Three weeks - really?
Friday, September 30, 2011
The most interesting part of this week is how reflective I have become over my life, and whether I'm happy with it. It's funny how a decision to take care of my health, has now got me thinking about the rest of my life too.
The last two days have been a bit hard eating wise - tonight I really want to slip into old habits and munch a pizza instead of eating something healthier. It is a bit of a mind game right now - the old habits fighting with the newer ways that I want to live.
My weight loss has been good the last few weeks - it's the same 3kgs that I have been losing for about three years ago, so I'm used to seeing them leave and come back again. Now I'm working at convincing myself that they are gone - the door is not revolving anymore!! But I'm also a little scared - this is unchartered territory - or at least has been for a few years now. Can I keep it up?

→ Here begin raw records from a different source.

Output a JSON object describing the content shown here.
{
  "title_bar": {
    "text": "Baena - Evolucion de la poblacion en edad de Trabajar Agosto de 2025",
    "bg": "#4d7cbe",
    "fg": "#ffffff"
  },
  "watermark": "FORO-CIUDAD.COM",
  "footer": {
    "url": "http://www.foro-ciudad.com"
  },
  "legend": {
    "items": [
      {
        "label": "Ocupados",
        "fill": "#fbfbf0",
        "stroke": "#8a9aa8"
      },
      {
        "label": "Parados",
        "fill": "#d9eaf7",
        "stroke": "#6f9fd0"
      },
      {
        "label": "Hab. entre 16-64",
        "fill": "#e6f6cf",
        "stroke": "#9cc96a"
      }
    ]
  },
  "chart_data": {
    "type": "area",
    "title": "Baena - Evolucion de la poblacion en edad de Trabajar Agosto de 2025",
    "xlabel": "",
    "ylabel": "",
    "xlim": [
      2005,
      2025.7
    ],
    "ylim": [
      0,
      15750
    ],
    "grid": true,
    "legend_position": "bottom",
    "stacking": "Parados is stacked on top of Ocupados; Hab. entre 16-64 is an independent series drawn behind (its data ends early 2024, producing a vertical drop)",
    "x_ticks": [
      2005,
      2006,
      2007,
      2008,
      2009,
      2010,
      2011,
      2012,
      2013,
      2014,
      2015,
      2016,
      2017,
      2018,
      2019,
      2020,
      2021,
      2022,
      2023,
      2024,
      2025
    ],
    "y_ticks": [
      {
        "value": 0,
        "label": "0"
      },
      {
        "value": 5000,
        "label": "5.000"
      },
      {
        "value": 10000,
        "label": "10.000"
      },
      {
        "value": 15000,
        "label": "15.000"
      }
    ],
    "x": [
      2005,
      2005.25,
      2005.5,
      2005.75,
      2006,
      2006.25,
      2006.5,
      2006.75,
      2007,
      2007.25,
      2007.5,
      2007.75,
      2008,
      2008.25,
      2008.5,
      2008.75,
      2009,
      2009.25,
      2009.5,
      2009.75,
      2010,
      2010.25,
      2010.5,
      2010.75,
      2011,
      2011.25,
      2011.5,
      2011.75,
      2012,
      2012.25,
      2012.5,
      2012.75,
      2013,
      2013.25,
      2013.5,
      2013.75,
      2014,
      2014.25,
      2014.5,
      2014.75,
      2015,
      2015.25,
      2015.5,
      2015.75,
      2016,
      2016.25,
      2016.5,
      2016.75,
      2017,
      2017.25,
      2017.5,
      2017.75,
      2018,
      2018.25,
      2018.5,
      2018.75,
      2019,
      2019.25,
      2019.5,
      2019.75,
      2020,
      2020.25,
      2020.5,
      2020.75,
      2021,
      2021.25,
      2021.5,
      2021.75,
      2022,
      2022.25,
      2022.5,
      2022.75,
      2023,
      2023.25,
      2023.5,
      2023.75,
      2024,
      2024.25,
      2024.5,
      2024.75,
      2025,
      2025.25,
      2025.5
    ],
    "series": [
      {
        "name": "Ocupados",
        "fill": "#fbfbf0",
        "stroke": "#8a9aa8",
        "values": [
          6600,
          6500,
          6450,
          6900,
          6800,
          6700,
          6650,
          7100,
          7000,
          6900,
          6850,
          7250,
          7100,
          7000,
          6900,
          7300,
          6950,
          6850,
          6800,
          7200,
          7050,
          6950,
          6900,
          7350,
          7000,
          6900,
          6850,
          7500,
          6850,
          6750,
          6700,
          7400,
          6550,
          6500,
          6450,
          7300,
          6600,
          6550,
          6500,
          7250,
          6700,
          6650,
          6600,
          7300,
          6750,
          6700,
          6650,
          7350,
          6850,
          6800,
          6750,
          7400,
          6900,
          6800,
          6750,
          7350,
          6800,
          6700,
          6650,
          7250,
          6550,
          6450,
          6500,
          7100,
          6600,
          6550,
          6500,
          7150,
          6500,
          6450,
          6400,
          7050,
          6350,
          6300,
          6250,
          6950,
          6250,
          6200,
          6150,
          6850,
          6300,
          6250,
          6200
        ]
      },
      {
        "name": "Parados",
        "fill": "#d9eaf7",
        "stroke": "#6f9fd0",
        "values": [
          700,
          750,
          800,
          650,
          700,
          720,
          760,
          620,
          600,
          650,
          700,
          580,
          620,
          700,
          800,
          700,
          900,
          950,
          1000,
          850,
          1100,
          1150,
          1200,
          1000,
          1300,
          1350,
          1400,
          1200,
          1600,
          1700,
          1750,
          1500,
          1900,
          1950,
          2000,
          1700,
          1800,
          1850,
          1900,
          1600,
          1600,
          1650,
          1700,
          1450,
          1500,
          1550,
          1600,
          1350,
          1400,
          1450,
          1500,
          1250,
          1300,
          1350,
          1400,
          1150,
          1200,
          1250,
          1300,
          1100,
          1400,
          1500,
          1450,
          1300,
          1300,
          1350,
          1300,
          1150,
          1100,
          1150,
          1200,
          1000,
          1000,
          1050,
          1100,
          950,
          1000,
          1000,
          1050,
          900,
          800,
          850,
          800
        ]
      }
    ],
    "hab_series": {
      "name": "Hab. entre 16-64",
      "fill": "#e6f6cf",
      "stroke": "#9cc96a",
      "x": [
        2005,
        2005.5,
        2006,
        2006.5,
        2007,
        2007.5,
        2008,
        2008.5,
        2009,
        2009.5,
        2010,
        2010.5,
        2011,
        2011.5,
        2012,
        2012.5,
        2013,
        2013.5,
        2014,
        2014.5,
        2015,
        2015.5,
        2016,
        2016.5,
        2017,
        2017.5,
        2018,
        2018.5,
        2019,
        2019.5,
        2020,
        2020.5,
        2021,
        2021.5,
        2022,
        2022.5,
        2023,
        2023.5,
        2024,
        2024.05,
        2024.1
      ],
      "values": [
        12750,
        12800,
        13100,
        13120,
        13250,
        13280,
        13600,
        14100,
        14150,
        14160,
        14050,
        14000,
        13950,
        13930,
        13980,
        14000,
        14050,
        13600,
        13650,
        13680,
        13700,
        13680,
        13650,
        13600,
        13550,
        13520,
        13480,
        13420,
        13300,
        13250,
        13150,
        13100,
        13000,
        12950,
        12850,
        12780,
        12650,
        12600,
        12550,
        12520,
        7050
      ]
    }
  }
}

Must mention how comfortable I'm feeling in my own skin though. Feeling a little bit more 'me'. Feeling happier moving around and wanting to make an effort to dress well and look good.
Well, will keep monitoring my calories - it's quite important that I learn to eat right. It's helping me and my husband now (who was on the phone trying to figure out what actually was low calorie in the grocery store!!)
But, I don't want to become a slave to the numbers, especially if they start to stop coming off as easily. I don't want to give up. Something good is happening inside me....and I want to reach my destination now.